The 39 soldiers finally arrived at the armory and were welcomed by family and friends. On the sly, Anna Mae handed the ring she'd picked up for Travis to the captain and he secretly passed it on to Travis.

Vicki was seated in a special spot and was under the assumption that she was going to pin a medal on Travis during the ceremony.

The soldiers were in formation in front of everyone. A short talk was given and a few medals were presented and suddenly Travis left the formation to go kneel by Vicki.

She had no clue what was going on and was concerned that he was going to be in trouble for walking out of the formation before being dismissed.

A microphone was offered to Travis but he refused to use it; he was nervous enough the way it was.

He reached for Vicki's hand and said the words loud enough for their families and the supportive soldiers to hear.

"She turned white and I thought she was going to faint," he said. He slipped the ring on her finger.

Did she say yes right away? "I would have if I would have been able to speak," she said. After a few seconds when she realized what was happening, she accepted his proposal.

Travis commented, "I thought I was dreaming but after I put the ring on I calmed down. I warmed up real fast after I heard her say 'yes.'"

The applause filled the armory.

After the ceremony was all over and the soldiers were free to go with their families, Vicki knew why so many of her family members were in attendance. There were several of her aunts and uncles present and she realized that they were there to see the proposal.

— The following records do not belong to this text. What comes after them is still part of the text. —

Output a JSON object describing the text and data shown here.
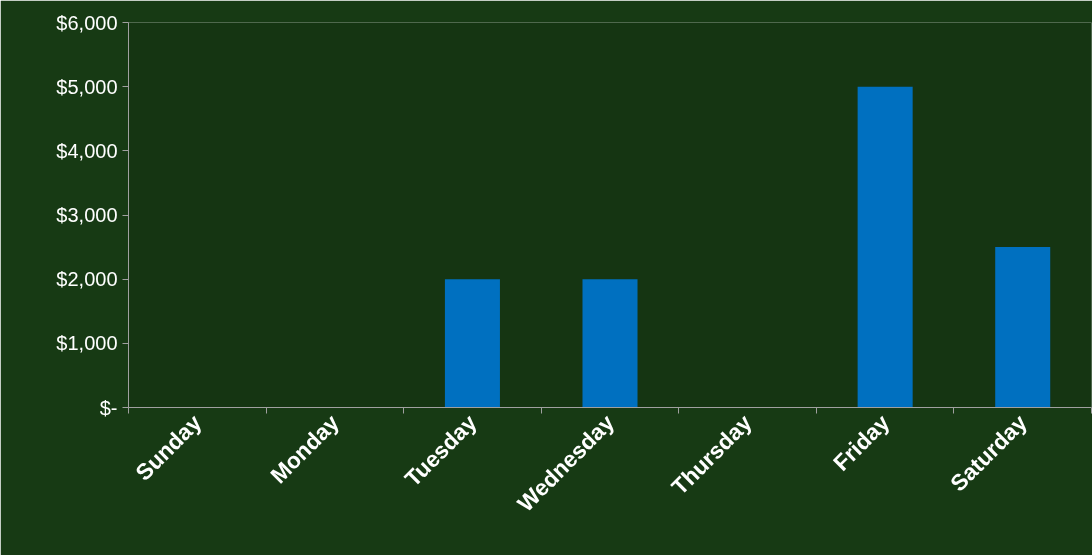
{
  "chart_data": {
    "type": "bar",
    "categories": [
      "Sunday",
      "Monday",
      "Tuesday",
      "Wednesday",
      "Thursday",
      "Friday",
      "Saturday"
    ],
    "values": [
      0,
      0,
      2000,
      2000,
      0,
      5000,
      2500
    ],
    "color": "#0070c0",
    "ylim": [
      0,
      6000
    ],
    "yticks": [
      {
        "value": 0,
        "label": "$-"
      },
      {
        "value": 1000,
        "label": "$1,000"
      },
      {
        "value": 2000,
        "label": "$2,000"
      },
      {
        "value": 3000,
        "label": "$3,000"
      },
      {
        "value": 4000,
        "label": "$4,000"
      },
      {
        "value": 5000,
        "label": "$5,000"
      },
      {
        "value": 6000,
        "label": "$6,000"
      }
    ],
    "grid": false
  }
}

How everyone knew about the proposal except for Vicki, she'll never know. But what a wonderful way to begin their lives together!

Travis commented that the National Guard troops are scheduled to leave for Afghanistan soon, but the government is making amends to all those who served in Egypt. (Travis is hoping they come through with their promise.)

"I'm glad I've been able to serve my country," he said. "I just hope I don't have another overseas deployment."

The happy 21-year-old couple hasn't set a definite wedding date.

Vicki is currently living in Ames and Travis is planning on moving there.

They're working on that happily ever after thing; and there's no doubt they'll get there.